Ya no había un Santo Thern en el balcón de los Acantilados Dorados sobre el Iss para convocarlos con extraños gritos a las víctimas que flotaban hacia sus mandíbulas en el frío y amplio seno del antiguo Iss.
Las marinas de Helium y los Primogénitos habían limpiado las fortalezas y los templos de los therns cuando estos se negaron a rendirse y aceptar el nuevo orden de cosas que barrió su falsa religión del tan sufrido Marte.
En algunos países aislados, aún conservaban su poder milenario; pero Matai Shang, su hekkador, Padre de los Therns, había sido expulsado de su templo. Nuestros esfuerzos por capturarlo fueron arduos; pero, con algunos fieles, escapó y se escondió, sin que supiéramos dónde.
Al llegar cautelosamente al borde del bajo acantilado con vistas al Mar Perdido de Korus, vi a Thurid avanzando sobre las aguas resplandecientes en una pequeña embarcación, una de esas embarcaciones extrañamente trabajadas, de edad inimaginable, que los Santos Therns, con su organización de sacerdotes y therns menores, solían distribuir a lo largo de las orillas del Iss, para facilitar el largo viaje de sus víctimas.
En la playa debajo de mí había una docena de barcos similares, cada uno con su larga pértiga, en un extremo de la cual había una lanza y en el otro, un remo. Thurid estaba cerca de la costa y, cuando desapareció de mi vista al doblar un promontorio cercano, empujé uno de los barcos al agua, llamé a Woola para que se subiera a él y me alejé de la costa.
La persecución de Thurid me llevó a lo largo de la costa hacia la desembocadura del Iss. La luna más lejana estaba cerca del horizonte, proyectando una sombra densa bajo los acantilados que bordeaban el agua. Thuria, la luna más cercana, se había puesto y no volvería a salir hasta dentro de casi cuatro horas, por lo que tenía la garantía de poder esconderme en la oscuridad al menos durante ese tiempo.

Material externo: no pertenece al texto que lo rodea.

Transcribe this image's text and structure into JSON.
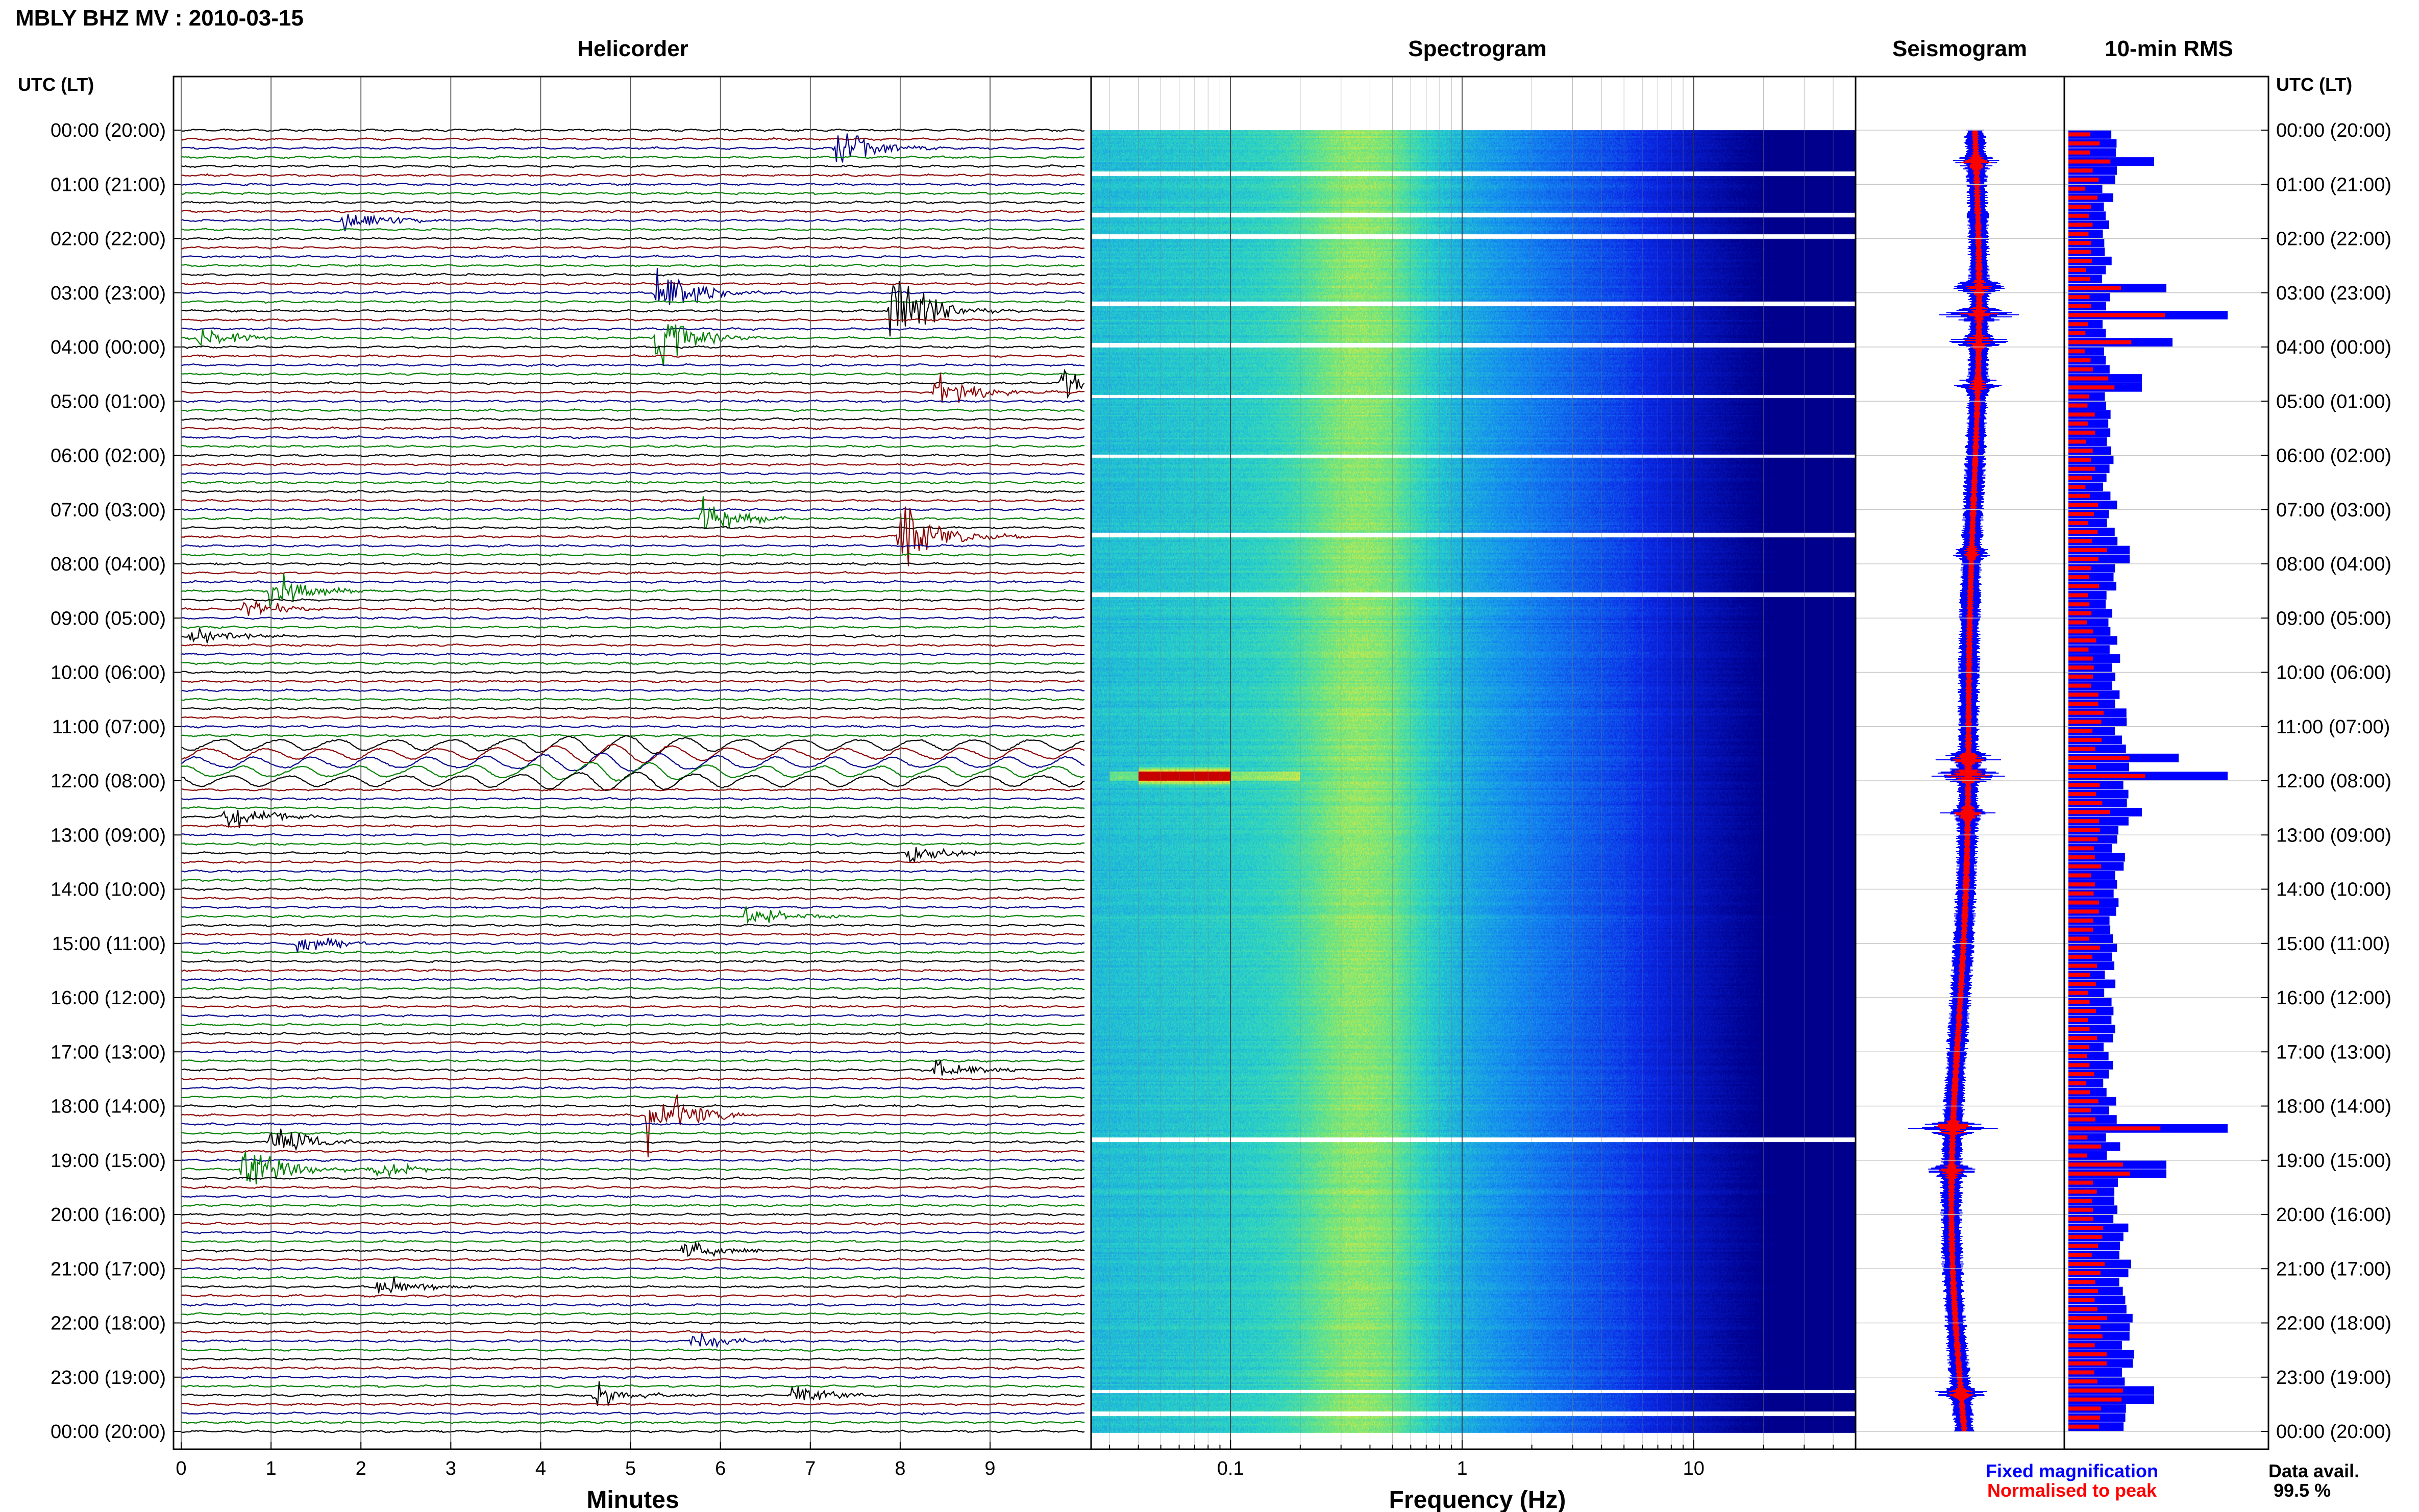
{
  "header": {
    "title": "MBLY BHZ MV : 2010-03-15",
    "utc_label_left": "UTC (LT)",
    "utc_label_right": "UTC (LT)"
  },
  "panels": {
    "helicorder": "Helicorder",
    "spectrogram": "Spectrogram",
    "seismogram": "Seismogram",
    "rms": "10-min RMS"
  },
  "footer": {
    "minutes_label": "Minutes",
    "frequency_label": "Frequency (Hz)",
    "legend_fixed": "Fixed magnification",
    "legend_normalised": "Normalised to peak",
    "data_avail_label": "Data avail.",
    "data_avail_value": "99.5 %"
  },
  "colors": {
    "fixed": "#0000ff",
    "normalised": "#ff0000",
    "trace_cycle": [
      "#000000",
      "#8b0000",
      "#00008b",
      "#008000"
    ]
  },
  "chart_data": [
    {
      "type": "line",
      "name": "helicorder",
      "title": "Helicorder",
      "xlabel": "Minutes",
      "x_ticks": [
        "0",
        "1",
        "2",
        "3",
        "4",
        "5",
        "6",
        "7",
        "8",
        "9"
      ],
      "xlim": [
        0,
        10
      ],
      "time_labels": [
        "00:00 (20:00)",
        "01:00 (21:00)",
        "02:00 (22:00)",
        "03:00 (23:00)",
        "04:00 (00:00)",
        "05:00 (01:00)",
        "06:00 (02:00)",
        "07:00 (03:00)",
        "08:00 (04:00)",
        "09:00 (05:00)",
        "10:00 (06:00)",
        "11:00 (07:00)",
        "12:00 (08:00)",
        "13:00 (09:00)",
        "14:00 (10:00)",
        "15:00 (11:00)",
        "16:00 (12:00)",
        "17:00 (13:00)",
        "18:00 (14:00)",
        "19:00 (15:00)",
        "20:00 (16:00)",
        "21:00 (17:00)",
        "22:00 (18:00)",
        "23:00 (19:00)",
        "00:00 (20:00)"
      ],
      "events": [
        {
          "hour": 0.35,
          "minute": 7.3,
          "amp": 1.4,
          "color": 3
        },
        {
          "hour": 1.6,
          "minute": 1.8,
          "amp": 1.0,
          "color": 2
        },
        {
          "hour": 3.0,
          "minute": 5.3,
          "amp": 2.0,
          "color": 2
        },
        {
          "hour": 3.3,
          "minute": 7.9,
          "amp": 3.0,
          "color": 0
        },
        {
          "hour": 3.8,
          "minute": 5.3,
          "amp": 2.0,
          "color": 3
        },
        {
          "hour": 3.9,
          "minute": 0.2,
          "amp": 1.0,
          "color": 0
        },
        {
          "hour": 4.6,
          "minute": 9.8,
          "amp": 1.2,
          "color": 0
        },
        {
          "hour": 4.9,
          "minute": 8.4,
          "amp": 1.4,
          "color": 2
        },
        {
          "hour": 7.2,
          "minute": 5.8,
          "amp": 1.3,
          "color": 3
        },
        {
          "hour": 7.5,
          "minute": 8.0,
          "amp": 2.5,
          "color": 1
        },
        {
          "hour": 8.5,
          "minute": 1.0,
          "amp": 1.3,
          "color": 2
        },
        {
          "hour": 8.8,
          "minute": 0.7,
          "amp": 0.8,
          "color": 0
        },
        {
          "hour": 9.3,
          "minute": 0.1,
          "amp": 0.8,
          "color": 0
        },
        {
          "hour": 12.6,
          "minute": 0.5,
          "amp": 1.0,
          "color": 3
        },
        {
          "hour": 13.3,
          "minute": 8.1,
          "amp": 0.8,
          "color": 0
        },
        {
          "hour": 14.5,
          "minute": 6.3,
          "amp": 0.9,
          "color": 3
        },
        {
          "hour": 15.0,
          "minute": 1.3,
          "amp": 0.8,
          "color": 1
        },
        {
          "hour": 17.4,
          "minute": 8.4,
          "amp": 0.8,
          "color": 0
        },
        {
          "hour": 18.2,
          "minute": 5.2,
          "amp": 2.5,
          "color": 2
        },
        {
          "hour": 18.7,
          "minute": 1.0,
          "amp": 1.3,
          "color": 0
        },
        {
          "hour": 19.1,
          "minute": 0.7,
          "amp": 2.0,
          "color": 3
        },
        {
          "hour": 19.1,
          "minute": 2.1,
          "amp": 0.8,
          "color": 0
        },
        {
          "hour": 20.6,
          "minute": 5.6,
          "amp": 0.8,
          "color": 0
        },
        {
          "hour": 21.4,
          "minute": 2.2,
          "amp": 0.8,
          "color": 2
        },
        {
          "hour": 22.3,
          "minute": 5.7,
          "amp": 0.7,
          "color": 0
        },
        {
          "hour": 23.3,
          "minute": 4.6,
          "amp": 0.8,
          "color": 0
        },
        {
          "hour": 23.3,
          "minute": 6.8,
          "amp": 0.8,
          "color": 0
        }
      ],
      "long_period_wave": {
        "hour_start": 11.3,
        "hour_end": 12.0
      }
    },
    {
      "type": "heatmap",
      "name": "spectrogram",
      "title": "Spectrogram",
      "xlabel": "Frequency (Hz)",
      "x_scale": "log",
      "xlim": [
        0.025,
        50
      ],
      "x_ticks": [
        "0.1",
        "1",
        "10"
      ],
      "strong_event": {
        "hour": 11.9,
        "freq_low": 0.04,
        "freq_high": 0.1
      }
    },
    {
      "type": "line",
      "name": "seismogram",
      "title": "Seismogram",
      "series": [
        {
          "name": "Fixed magnification",
          "color": "#0000ff"
        },
        {
          "name": "Normalised to peak",
          "color": "#ff0000"
        }
      ]
    },
    {
      "type": "bar",
      "name": "rms",
      "title": "10-min RMS",
      "series": [
        {
          "name": "Fixed magnification",
          "color": "#0000ff"
        },
        {
          "name": "Normalised to peak",
          "color": "#ff0000"
        }
      ],
      "peaks": [
        {
          "hour": 0.6,
          "value": 1.4
        },
        {
          "hour": 2.9,
          "value": 1.6
        },
        {
          "hour": 3.4,
          "value": 2.6
        },
        {
          "hour": 3.9,
          "value": 1.7
        },
        {
          "hour": 4.7,
          "value": 1.2
        },
        {
          "hour": 7.8,
          "value": 1.0
        },
        {
          "hour": 11.6,
          "value": 1.8
        },
        {
          "hour": 11.9,
          "value": 2.6
        },
        {
          "hour": 12.6,
          "value": 1.2
        },
        {
          "hour": 18.4,
          "value": 2.6
        },
        {
          "hour": 19.2,
          "value": 1.6
        },
        {
          "hour": 23.3,
          "value": 1.4
        }
      ]
    }
  ]
}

El guerrero negro siguió avanzando. Ahora se encontraba frente a la desembocadura del Iss. Sin dudarlo ni un instante, remontó el oscuro río, remando con fuerza contra la fuerte corriente.
Detrás de él veníamos Woola y yo, ahora más cerca, ya que el hombre estaba demasiado concentrado en impulsar su embarcación río arriba como para prestar atención a lo que pudiera estar sucediendo detrás de él. Se acercó a la orilla, donde la corriente era menos fuerte.
Pronto llegó al portal cavernoso y oscuro en la cara de los Acantilados Dorados, por donde corría el río. Condujo su embarcación hacia la oscuridad estigiana más allá.
Parecía inútil intentar seguirlo allí, donde no podía ver mi mano delante de la cara, y estaba a punto de abandonar la persecución y volver a la desembocadura del río para esperar su regreso, cuando una curva repentina reveló una tenue luz delante.
Mi presa era claramente visible de nuevo y, con la creciente luz de la roca fosforescente que se encontraba incrustada en grandes manchas en el techo abovedado de la cueva, no tuve dificultad en seguirlo.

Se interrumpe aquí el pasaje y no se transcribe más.